Implicit in the current BIS Consultations on Skills on which I blogged recently, is an assumption that the HEFCE funding structures are part of the solution – as opposed to being one of the UKs most bloated quangos – long overdue for reform. One of my readers has reminded me of my previous blogs on the damage done by the decision of HEFCE to stop funding university places for those working towards Equivalent and Lower Qualifications (ELQs). For example the Open University would get no central funding for some-one with a PhD in Archeology who wished to change careers. I should add that I know at least two Archeologists who used the experience of digging up the past to leverage ICT careers, helping to create the future. But that was before our current educational and professional structures ossified.
The decision was identified at the time as a particular problem for those such as the Open University and Birkbeck. I am told that the best summary is a letter (2008) from the OU Vice-Chancellor. There were also a couple of earlier press releases and an update in the Times Higher (2009) on the impact on OU science degrees. Birkbeck similarly collected their materials on the subject.

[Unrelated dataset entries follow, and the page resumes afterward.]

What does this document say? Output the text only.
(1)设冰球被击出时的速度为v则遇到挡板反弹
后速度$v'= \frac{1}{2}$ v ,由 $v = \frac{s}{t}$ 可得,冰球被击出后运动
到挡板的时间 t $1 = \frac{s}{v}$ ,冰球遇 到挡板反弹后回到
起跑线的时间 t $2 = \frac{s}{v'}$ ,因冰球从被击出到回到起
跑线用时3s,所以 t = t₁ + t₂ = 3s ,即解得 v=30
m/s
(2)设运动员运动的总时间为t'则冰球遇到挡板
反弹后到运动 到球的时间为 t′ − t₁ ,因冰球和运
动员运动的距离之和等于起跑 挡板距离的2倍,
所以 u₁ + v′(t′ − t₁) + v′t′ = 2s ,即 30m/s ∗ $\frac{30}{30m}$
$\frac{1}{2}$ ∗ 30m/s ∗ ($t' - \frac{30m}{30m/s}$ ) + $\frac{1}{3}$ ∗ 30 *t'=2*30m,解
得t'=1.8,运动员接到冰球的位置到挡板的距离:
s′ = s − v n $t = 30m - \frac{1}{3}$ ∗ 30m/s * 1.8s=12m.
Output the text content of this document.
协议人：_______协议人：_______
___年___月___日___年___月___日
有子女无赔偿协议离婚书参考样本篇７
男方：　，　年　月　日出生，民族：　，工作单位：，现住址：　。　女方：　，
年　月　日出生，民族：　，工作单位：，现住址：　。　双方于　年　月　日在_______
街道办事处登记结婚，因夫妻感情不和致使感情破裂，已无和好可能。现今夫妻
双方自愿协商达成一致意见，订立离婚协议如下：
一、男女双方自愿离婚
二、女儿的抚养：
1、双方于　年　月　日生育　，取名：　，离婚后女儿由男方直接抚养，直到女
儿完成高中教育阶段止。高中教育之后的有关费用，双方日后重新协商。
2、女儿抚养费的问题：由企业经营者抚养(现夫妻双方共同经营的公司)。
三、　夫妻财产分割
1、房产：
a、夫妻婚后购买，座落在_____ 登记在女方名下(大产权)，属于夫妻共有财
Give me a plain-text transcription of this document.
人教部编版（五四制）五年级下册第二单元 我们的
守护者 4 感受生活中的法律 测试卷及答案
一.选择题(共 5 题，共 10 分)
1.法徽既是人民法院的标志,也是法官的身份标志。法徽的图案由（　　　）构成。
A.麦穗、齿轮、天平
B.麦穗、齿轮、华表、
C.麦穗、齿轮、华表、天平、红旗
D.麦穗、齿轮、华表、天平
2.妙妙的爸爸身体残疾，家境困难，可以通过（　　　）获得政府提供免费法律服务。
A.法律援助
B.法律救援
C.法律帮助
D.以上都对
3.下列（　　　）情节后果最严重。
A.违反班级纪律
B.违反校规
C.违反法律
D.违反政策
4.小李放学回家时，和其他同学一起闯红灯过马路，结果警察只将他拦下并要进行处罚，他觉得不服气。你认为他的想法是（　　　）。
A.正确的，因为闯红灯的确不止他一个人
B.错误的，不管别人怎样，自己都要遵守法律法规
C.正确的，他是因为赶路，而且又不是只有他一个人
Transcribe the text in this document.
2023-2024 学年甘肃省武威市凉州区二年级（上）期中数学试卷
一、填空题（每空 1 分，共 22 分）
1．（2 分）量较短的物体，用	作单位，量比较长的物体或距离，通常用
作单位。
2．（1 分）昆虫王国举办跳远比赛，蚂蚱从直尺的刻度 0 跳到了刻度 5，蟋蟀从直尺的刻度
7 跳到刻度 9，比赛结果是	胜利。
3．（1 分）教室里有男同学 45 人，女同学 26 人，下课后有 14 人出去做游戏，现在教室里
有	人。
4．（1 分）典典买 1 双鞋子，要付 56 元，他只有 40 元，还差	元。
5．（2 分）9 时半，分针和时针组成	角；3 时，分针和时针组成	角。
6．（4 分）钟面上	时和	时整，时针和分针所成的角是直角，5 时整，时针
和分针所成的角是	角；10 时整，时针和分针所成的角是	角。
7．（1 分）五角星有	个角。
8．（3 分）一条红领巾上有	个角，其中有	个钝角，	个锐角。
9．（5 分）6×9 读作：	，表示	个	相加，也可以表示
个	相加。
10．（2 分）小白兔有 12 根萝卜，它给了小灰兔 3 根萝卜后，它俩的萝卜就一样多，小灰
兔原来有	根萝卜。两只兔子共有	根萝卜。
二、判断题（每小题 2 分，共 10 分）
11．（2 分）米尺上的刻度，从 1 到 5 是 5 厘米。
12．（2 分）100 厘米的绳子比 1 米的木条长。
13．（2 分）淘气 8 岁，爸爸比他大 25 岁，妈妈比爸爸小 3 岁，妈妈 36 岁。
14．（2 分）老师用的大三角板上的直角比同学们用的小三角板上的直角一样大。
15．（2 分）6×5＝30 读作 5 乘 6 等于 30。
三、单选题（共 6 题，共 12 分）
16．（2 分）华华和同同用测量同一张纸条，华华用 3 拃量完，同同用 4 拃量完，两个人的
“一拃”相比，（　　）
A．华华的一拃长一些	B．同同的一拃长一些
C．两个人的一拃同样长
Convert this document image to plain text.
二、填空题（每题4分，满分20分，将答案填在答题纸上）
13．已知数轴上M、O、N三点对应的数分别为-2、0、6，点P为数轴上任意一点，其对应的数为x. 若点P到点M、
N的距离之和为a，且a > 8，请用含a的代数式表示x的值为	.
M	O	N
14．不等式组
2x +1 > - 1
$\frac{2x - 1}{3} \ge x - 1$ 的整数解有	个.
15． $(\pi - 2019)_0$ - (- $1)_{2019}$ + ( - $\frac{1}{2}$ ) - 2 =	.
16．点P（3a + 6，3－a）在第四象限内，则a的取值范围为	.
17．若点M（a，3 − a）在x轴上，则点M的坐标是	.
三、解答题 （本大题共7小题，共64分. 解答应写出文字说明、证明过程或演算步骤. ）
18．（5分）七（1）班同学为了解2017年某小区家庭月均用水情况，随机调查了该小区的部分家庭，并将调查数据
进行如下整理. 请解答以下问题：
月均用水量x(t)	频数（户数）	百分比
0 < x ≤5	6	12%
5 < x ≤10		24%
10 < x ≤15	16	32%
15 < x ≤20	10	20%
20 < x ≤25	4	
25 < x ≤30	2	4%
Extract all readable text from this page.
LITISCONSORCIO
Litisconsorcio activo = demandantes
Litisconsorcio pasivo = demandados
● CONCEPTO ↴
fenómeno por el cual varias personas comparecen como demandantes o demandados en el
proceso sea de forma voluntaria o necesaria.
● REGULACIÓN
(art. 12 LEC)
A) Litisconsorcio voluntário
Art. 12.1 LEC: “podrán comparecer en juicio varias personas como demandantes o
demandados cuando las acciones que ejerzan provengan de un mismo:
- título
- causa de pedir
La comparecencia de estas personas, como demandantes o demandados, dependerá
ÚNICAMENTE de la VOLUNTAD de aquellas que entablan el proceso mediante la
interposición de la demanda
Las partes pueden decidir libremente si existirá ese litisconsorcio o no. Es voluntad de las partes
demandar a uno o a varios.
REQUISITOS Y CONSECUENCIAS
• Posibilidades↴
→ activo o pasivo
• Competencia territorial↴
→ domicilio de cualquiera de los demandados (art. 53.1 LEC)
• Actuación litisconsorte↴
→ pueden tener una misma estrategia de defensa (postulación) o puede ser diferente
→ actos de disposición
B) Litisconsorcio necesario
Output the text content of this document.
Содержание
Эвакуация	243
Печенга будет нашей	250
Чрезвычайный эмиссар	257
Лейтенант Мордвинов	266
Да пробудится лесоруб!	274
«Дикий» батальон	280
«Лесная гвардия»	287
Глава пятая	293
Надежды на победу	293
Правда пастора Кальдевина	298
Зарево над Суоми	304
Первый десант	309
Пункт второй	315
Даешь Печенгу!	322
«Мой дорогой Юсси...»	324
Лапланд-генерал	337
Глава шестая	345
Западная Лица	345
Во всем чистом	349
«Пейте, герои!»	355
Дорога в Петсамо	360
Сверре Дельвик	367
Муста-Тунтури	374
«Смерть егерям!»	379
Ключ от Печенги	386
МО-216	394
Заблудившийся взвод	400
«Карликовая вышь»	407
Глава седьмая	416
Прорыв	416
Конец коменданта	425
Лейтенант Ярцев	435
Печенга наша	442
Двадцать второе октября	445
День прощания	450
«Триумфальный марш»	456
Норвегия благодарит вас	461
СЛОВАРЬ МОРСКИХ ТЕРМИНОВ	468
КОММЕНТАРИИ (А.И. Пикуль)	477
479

The predictions are now becoming reality.
The Birkbeck courses (unlike the OU’s) are now differentially priced: e.g. (ELQ: £600 full fee, £300 concessionary Non-ELQ: £455 full fee, £225 concessionary)
Most of the post graduate students studying the technologies of the future are our remaining world class institutions are from overseas, at least until the Immigration and Passport Service prvents them from coming. Meanwhile the Masters Courses to update graduates with the disciplines and skills in shortest supply, such as cybersecurity skills, are similarly dominated by overseas students paying full fees.
Around the world operations built upon the moduler course and networked learning approaches pioneered by Birkbeck and OU lie at the heart of the education and training structures of our most successful competitors.
Rather than look to HEFCE for answers we should look to those who are supplying the courses and qualifications that are in demand around the world. We should also look at why they are not available in the UK: usually because they are outside our public funding regimes and those who would provide them, at the same time as receiving public funding for UK students who cannot afford them, are actively punished.
Is the objective of the current review is to update ways of funding with their roots entrenched in the wartime politics of 1917 and 1944? Or is to genuinely look to creating world class structures for the 21st Century. At that point we should look at how some of our oldest Universities, which also feature at or near the top of the world rankings, are also among those most active in helping run global, not just intra-UK, courses and qualifications at all levels.
I am not a “progressive” and am suspicious of proposals for revolutionary change, but when the forces of evolution are resisted for too long, the process of natural selection can be rather brutal. While I believe strongly that we need to mix the best of the old with the best of the new, time is no longer on our side and I would rather sacrifice the senile than throw the babies out with the bathwater.
That said, and you can make of my mixed metaphors what you will, read the BIS Consultations and respond.